One of the basic "laws of logarithms", as I said before is "$\displaystyle \ln(a^b)= b \ln(a)$". If b = 1/2, that says that $\displaystyle \ln(\sqrt{a})= \ln(a^{1/2})= (1/2) \ln(a)$.

Problem (b) is $\displaystyle \ln\left(x\sqrt{3x- 1}\right)$. That can be written as $\displaystyle \ln\left(x(3x- 1)^{1/2}\right)$ and, by the "laws of logarithms", $\displaystyle \ln(x)+ \ln((3x- 1)^{1/2})= \ln(x)+ (1/2)\ln(3x- 1)$.

Of course to do problems like this, you have to know that the derivative of ln(x) is 1/x.

And you need to know the "chain rule": the derivative of ln(3x- 1) is $\displaystyle \frac{1}{3x- 1}$ times the derivative of 3x- 1 which is 3.
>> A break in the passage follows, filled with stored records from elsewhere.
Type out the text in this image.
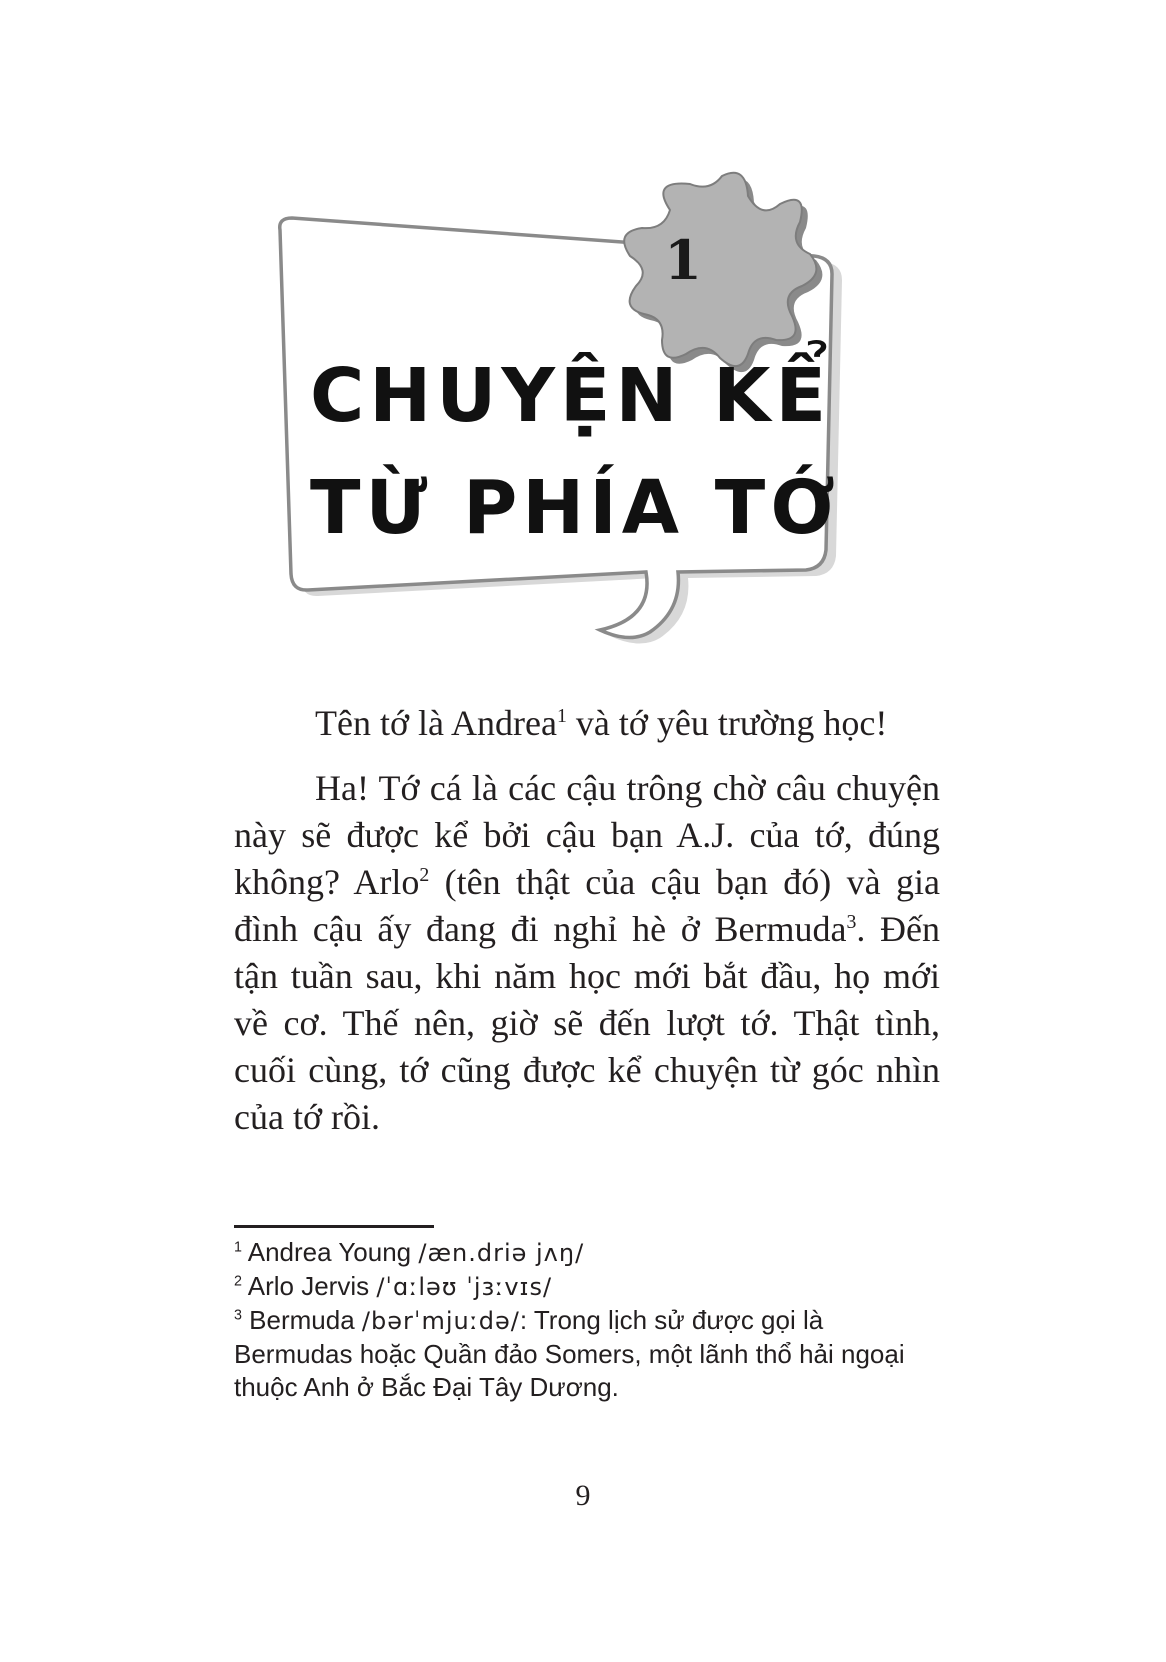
1
CHUYỆN KỂ
TỪ PHÍA TỚ

Tên tớ là Andrea$^1$ và tớ yêu trường học!

Ha! Tớ cá là các cậu trông chờ câu chuyện này sẽ được kể bởi cậu bạn A.J. của tớ, đúng không? Arlo$^2$ (tên thật của cậu bạn đó) và gia đình cậu ấy đang đi nghỉ hè ở Bermuda$^3$. Đến tận tuần sau, khi năm học mới bắt đầu, họ mới về cơ. Thế nên, giờ sẽ đến lượt tớ. Thật tình, cuối cùng, tớ cũng được kể chuyện từ góc nhìn của tớ rồi.

$^1$ Andrea Young /æn.driə jʌŋ/

$^2$ Arlo Jervis /ˈɑːləʊ ˈjɜːvɪs/

$^3$ Bermuda /bərˈmjuːdə/: Trong lịch sử được gọi là Bermudas hoặc Quần đảo Somers, một lãnh thổ hải ngoại thuộc Anh ở Bắc Đại Tây Dương.

9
Putting all of those together the derivative of $\displaystyle \ln\left(x\sqrt{3x-1}\right)$, which is the same as the derivative of $\displaystyle \ln(x)+ (1/2)\ln(3x- 1)$, is $\displaystyle \frac{1}{x}+ \frac{3}{2(3x- 1)}$.

Last edited by skipjack; September 30th, 2017 at 07:24 AM.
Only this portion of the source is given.